Dans une première partie, l’auteur présente un historique des origines des Juifs d'Algérie, la liste documentée des rabbins d'Alger, puis les renseignements qu'il a pu collecter sur les négociants juifs d'Alger à partir de 1685 jusqu'en 1725, selon les familles. À partir de la page 18, il procède alternativement (et parallèlement) par familles et par ordre chronologique pour terminer en 1826. Le mélange de ce classement n'est perturbant qu'en débutant la lecture. Ensuite, au contraire, il permet de tracer une ébauche généalogique des familles, plus ou moins complète selon le rôle qu'elles ont joué du point de vue commercial dans la communauté, de leur richesse, de leurs activités diverses de négociateurs. Les noms des bateaux et de leurs capitaines sont indiqués qui pourraient conduire à d'autres sources.
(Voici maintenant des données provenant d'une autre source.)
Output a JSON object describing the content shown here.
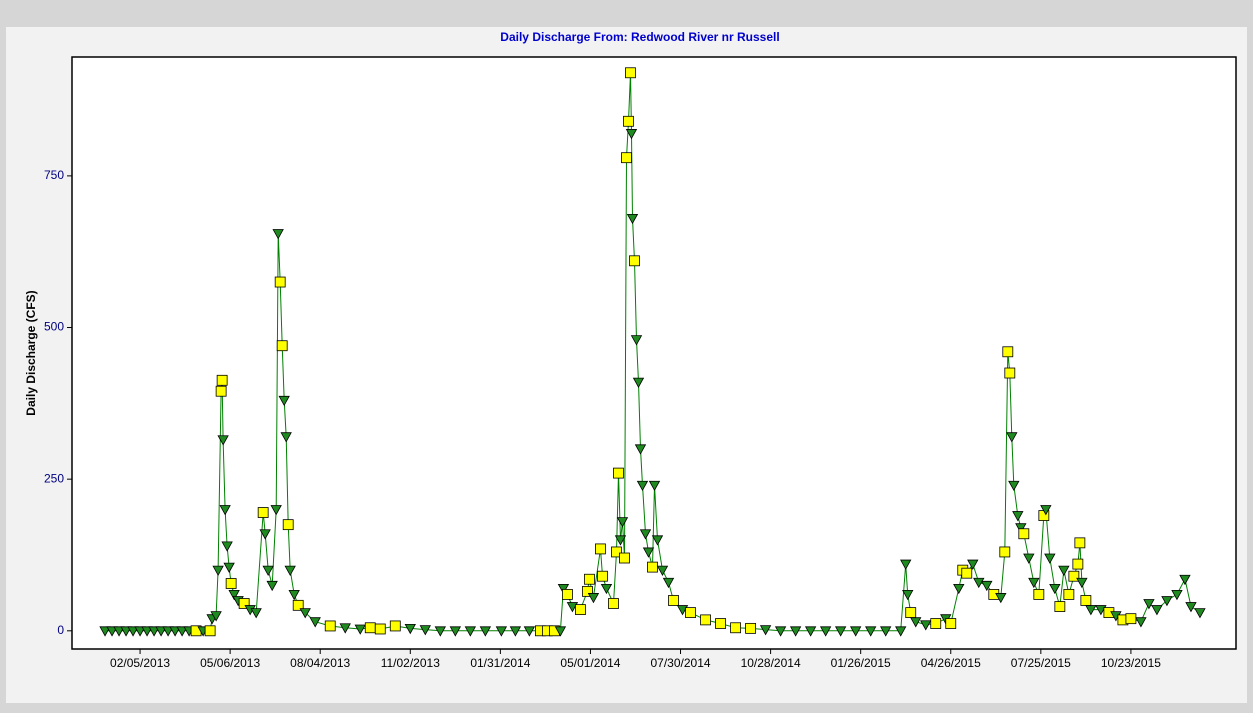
{
  "chart_data": {
    "type": "line",
    "title": "Daily Discharge From: Redwood River nr Russell",
    "y_label": "Daily Discharge (CFS)",
    "xlim": [
      "11/29/2012",
      "02/05/2016"
    ],
    "xticks": [
      "02/05/2013",
      "05/06/2013",
      "08/04/2013",
      "11/02/2013",
      "01/31/2014",
      "05/01/2014",
      "07/30/2014",
      "10/28/2014",
      "01/26/2015",
      "04/26/2015",
      "07/25/2015",
      "10/23/2015"
    ],
    "ylim": [
      -30,
      946
    ],
    "yticks": [
      0,
      250,
      500,
      750
    ],
    "x": [
      "01/01/2013",
      "01/08/2013",
      "01/15/2013",
      "01/22/2013",
      "01/29/2013",
      "02/05/2013",
      "02/12/2013",
      "02/19/2013",
      "02/26/2013",
      "03/05/2013",
      "03/12/2013",
      "03/19/2013",
      "03/26/2013",
      "04/02/2013",
      "04/09/2013",
      "04/16/2013",
      "04/18/2013",
      "04/22/2013",
      "04/24/2013",
      "04/27/2013",
      "04/28/2013",
      "04/29/2013",
      "05/01/2013",
      "05/03/2013",
      "05/05/2013",
      "05/07/2013",
      "05/10/2013",
      "05/14/2013",
      "05/20/2013",
      "05/26/2013",
      "06/01/2013",
      "06/08/2013",
      "06/10/2013",
      "06/13/2013",
      "06/17/2013",
      "06/21/2013",
      "06/23/2013",
      "06/25/2013",
      "06/27/2013",
      "06/29/2013",
      "07/01/2013",
      "07/03/2013",
      "07/05/2013",
      "07/09/2013",
      "07/13/2013",
      "07/20/2013",
      "07/30/2013",
      "08/14/2013",
      "08/29/2013",
      "09/13/2013",
      "09/23/2013",
      "10/03/2013",
      "10/18/2013",
      "11/02/2013",
      "11/17/2013",
      "12/02/2013",
      "12/17/2013",
      "01/01/2014",
      "01/16/2014",
      "02/01/2014",
      "02/15/2014",
      "03/01/2014",
      "03/12/2014",
      "03/19/2014",
      "03/26/2014",
      "04/01/2014",
      "04/04/2014",
      "04/08/2014",
      "04/13/2014",
      "04/21/2014",
      "04/28/2014",
      "04/30/2014",
      "05/04/2014",
      "05/11/2014",
      "05/13/2014",
      "05/17/2014",
      "05/24/2014",
      "05/27/2014",
      "05/29/2014",
      "05/31/2014",
      "06/02/2014",
      "06/04/2014",
      "06/06/2014",
      "06/08/2014",
      "06/10/2014",
      "06/11/2014",
      "06/12/2014",
      "06/14/2014",
      "06/16/2014",
      "06/18/2014",
      "06/20/2014",
      "06/22/2014",
      "06/25/2014",
      "06/28/2014",
      "07/02/2014",
      "07/04/2014",
      "07/07/2014",
      "07/12/2014",
      "07/18/2014",
      "07/23/2014",
      "08/01/2014",
      "08/09/2014",
      "08/24/2014",
      "09/08/2014",
      "09/23/2014",
      "10/08/2014",
      "10/23/2014",
      "11/07/2014",
      "11/22/2014",
      "12/07/2014",
      "12/22/2014",
      "01/06/2015",
      "01/21/2015",
      "02/05/2015",
      "02/20/2015",
      "03/07/2015",
      "03/12/2015",
      "03/14/2015",
      "03/17/2015",
      "03/22/2015",
      "04/01/2015",
      "04/11/2015",
      "04/21/2015",
      "04/26/2015",
      "05/04/2015",
      "05/08/2015",
      "05/12/2015",
      "05/18/2015",
      "05/24/2015",
      "06/01/2015",
      "06/08/2015",
      "06/15/2015",
      "06/19/2015",
      "06/22/2015",
      "06/24/2015",
      "06/26/2015",
      "06/28/2015",
      "07/02/2015",
      "07/05/2015",
      "07/08/2015",
      "07/13/2015",
      "07/18/2015",
      "07/23/2015",
      "07/28/2015",
      "07/30/2015",
      "08/03/2015",
      "08/08/2015",
      "08/13/2015",
      "08/17/2015",
      "08/22/2015",
      "08/27/2015",
      "08/31/2015",
      "09/02/2015",
      "09/04/2015",
      "09/08/2015",
      "09/13/2015",
      "09/23/2015",
      "10/01/2015",
      "10/08/2015",
      "10/15/2015",
      "10/23/2015",
      "11/02/2015",
      "11/10/2015",
      "11/18/2015",
      "11/28/2015",
      "12/08/2015",
      "12/16/2015",
      "12/22/2015",
      "12/31/2015"
    ],
    "series": [
      {
        "color": "#008000",
        "marker_colors": {
          "square": "#ffff00",
          "triangle": "#1f8a1f"
        },
        "values": [
          0,
          0,
          0,
          0,
          0,
          0,
          0,
          0,
          0,
          0,
          0,
          0,
          0,
          0,
          0,
          0,
          20,
          25,
          100,
          395,
          413,
          315,
          200,
          140,
          105,
          78,
          60,
          50,
          45,
          35,
          30,
          195,
          160,
          100,
          75,
          200,
          655,
          575,
          470,
          380,
          320,
          175,
          100,
          60,
          42,
          30,
          15,
          8,
          5,
          3,
          5,
          3,
          8,
          4,
          2,
          0,
          0,
          0,
          0,
          0,
          0,
          0,
          0,
          0,
          0,
          0,
          70,
          60,
          40,
          35,
          65,
          85,
          55,
          135,
          90,
          70,
          45,
          130,
          260,
          150,
          180,
          120,
          780,
          840,
          920,
          820,
          680,
          610,
          480,
          410,
          300,
          240,
          160,
          130,
          105,
          240,
          150,
          100,
          80,
          50,
          35,
          30,
          18,
          12,
          5,
          4,
          2,
          0,
          0,
          0,
          0,
          0,
          0,
          0,
          0,
          0,
          110,
          60,
          30,
          15,
          10,
          12,
          20,
          12,
          70,
          100,
          95,
          110,
          80,
          75,
          60,
          55,
          130,
          460,
          425,
          320,
          240,
          190,
          170,
          160,
          120,
          80,
          60,
          190,
          200,
          120,
          70,
          40,
          100,
          60,
          90,
          110,
          145,
          80,
          50,
          35,
          35,
          30,
          25,
          18,
          20,
          15,
          45,
          35,
          50,
          60,
          85,
          40,
          30
        ],
        "markers": [
          "triangle",
          "triangle",
          "triangle",
          "triangle",
          "triangle",
          "triangle",
          "triangle",
          "triangle",
          "triangle",
          "triangle",
          "triangle",
          "triangle",
          "triangle",
          "square",
          "triangle",
          "square",
          "triangle",
          "triangle",
          "triangle",
          "square",
          "square",
          "triangle",
          "triangle",
          "triangle",
          "triangle",
          "square",
          "triangle",
          "triangle",
          "square",
          "triangle",
          "triangle",
          "square",
          "triangle",
          "triangle",
          "triangle",
          "triangle",
          "triangle",
          "square",
          "square",
          "triangle",
          "triangle",
          "square",
          "triangle",
          "triangle",
          "square",
          "triangle",
          "triangle",
          "square",
          "triangle",
          "triangle",
          "square",
          "square",
          "square",
          "triangle",
          "triangle",
          "triangle",
          "triangle",
          "triangle",
          "triangle",
          "triangle",
          "triangle",
          "triangle",
          "square",
          "square",
          "square",
          "triangle",
          "triangle",
          "square",
          "triangle",
          "square",
          "square",
          "square",
          "triangle",
          "square",
          "square",
          "triangle",
          "square",
          "square",
          "square",
          "triangle",
          "triangle",
          "square",
          "square",
          "square",
          "square",
          "triangle",
          "triangle",
          "square",
          "triangle",
          "triangle",
          "triangle",
          "triangle",
          "triangle",
          "triangle",
          "square",
          "triangle",
          "triangle",
          "triangle",
          "triangle",
          "square",
          "triangle",
          "square",
          "square",
          "square",
          "square",
          "square",
          "triangle",
          "triangle",
          "triangle",
          "triangle",
          "triangle",
          "triangle",
          "triangle",
          "triangle",
          "triangle",
          "triangle",
          "triangle",
          "triangle",
          "square",
          "triangle",
          "triangle",
          "square",
          "triangle",
          "square",
          "triangle",
          "square",
          "square",
          "triangle",
          "triangle",
          "triangle",
          "square",
          "triangle",
          "square",
          "square",
          "square",
          "triangle",
          "triangle",
          "triangle",
          "triangle",
          "square",
          "triangle",
          "triangle",
          "square",
          "square",
          "triangle",
          "triangle",
          "triangle",
          "square",
          "triangle",
          "square",
          "square",
          "square",
          "square",
          "triangle",
          "square",
          "triangle",
          "triangle",
          "square",
          "triangle",
          "square",
          "square",
          "triangle",
          "triangle",
          "triangle",
          "triangle",
          "triangle",
          "triangle",
          "triangle",
          "triangle"
        ]
      }
    ]
  }
}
Les inscriptions tumulaires des cimetières d'Alger. Isaac BLOCH Publication Cercle de Généalogie Juive 2008 (Prix : 27 euros + frais de port).

Le contexte
En Algérie, avant 1830, en dehors des livres religieux édités en général à Livourne, les Juifs n’écrivent pas; il n’y a pas d’enregistrement des événements familiaux comme les naissances, mariages ou décès; les mohels, circonciseurs, n’ont pas tenu de registres et il n’y a pas de mémorbuch; jusqu’à la mise en place de l’état civil, au milieu de 1836, les sources de la généalogie sont assez réduites.
À part des données parcellaires existant dans quelques livres écrits par des voyageurs, des diplomates ou par des officiers, et de quelques bribes d’informations contenues dans le Moniteur Algérien, nous ne connaissons que trois ouvrages consacrés aux Juifs :
Les juifs dans l’Afrique septentrionale, d’Abraham Cahen, accessible sur Gallica, Le livre d’Or des Israélites Algériens de Haddey-Devoulx, récemment réédité par le CGJ, et les Inscriptions tumulaires des anciens cimetières israélites d’Alger d’Isaac Bloch, que le CGJ réédite aujourd’hui accompagné d’un index.
Isaac Bloch, qui a été Grand Rabbin d’Oran, de 1878 à 1882, puis Grand Rabbin d’Alger jusqu’en 1890, décrit quarante-huit pierres tombales qu’il a retrouvées au cimetière de Saint Eugène, et donne la traduction des épitaphes écrites en hébreu qui y sont gravées ; la tombe la plus ancienne est celle de Juda Khallac décédé en 1620, la plus récente étant celle d’Isaac Aboulker, mort en 1815.

Le Livre
Dans son livre, Isaac Bloch donne quelquefois des renseignements historiques à propos des personnages mentionnés sur les pierres tombales; il a, pour cela, exploité, en particulier, les archives du consulat d’Espagne à Alger, ce qui donne une certaine vision de la communauté juive d’Alger au début du dix-neuvième siècle.
Bien qu’il ne contienne qu’assez peu d’indications sur les liens familiaux des personnages cités, ce livre présente un intérêt considérable en raison des nombreux repères datés relatifs à la communauté juive d’Alger pendant près de deux siècles ; il constitue un appui précieux pour toute recherche sur Alger à la fin du XVIIIe et dans la première moitié du XIXe siècle.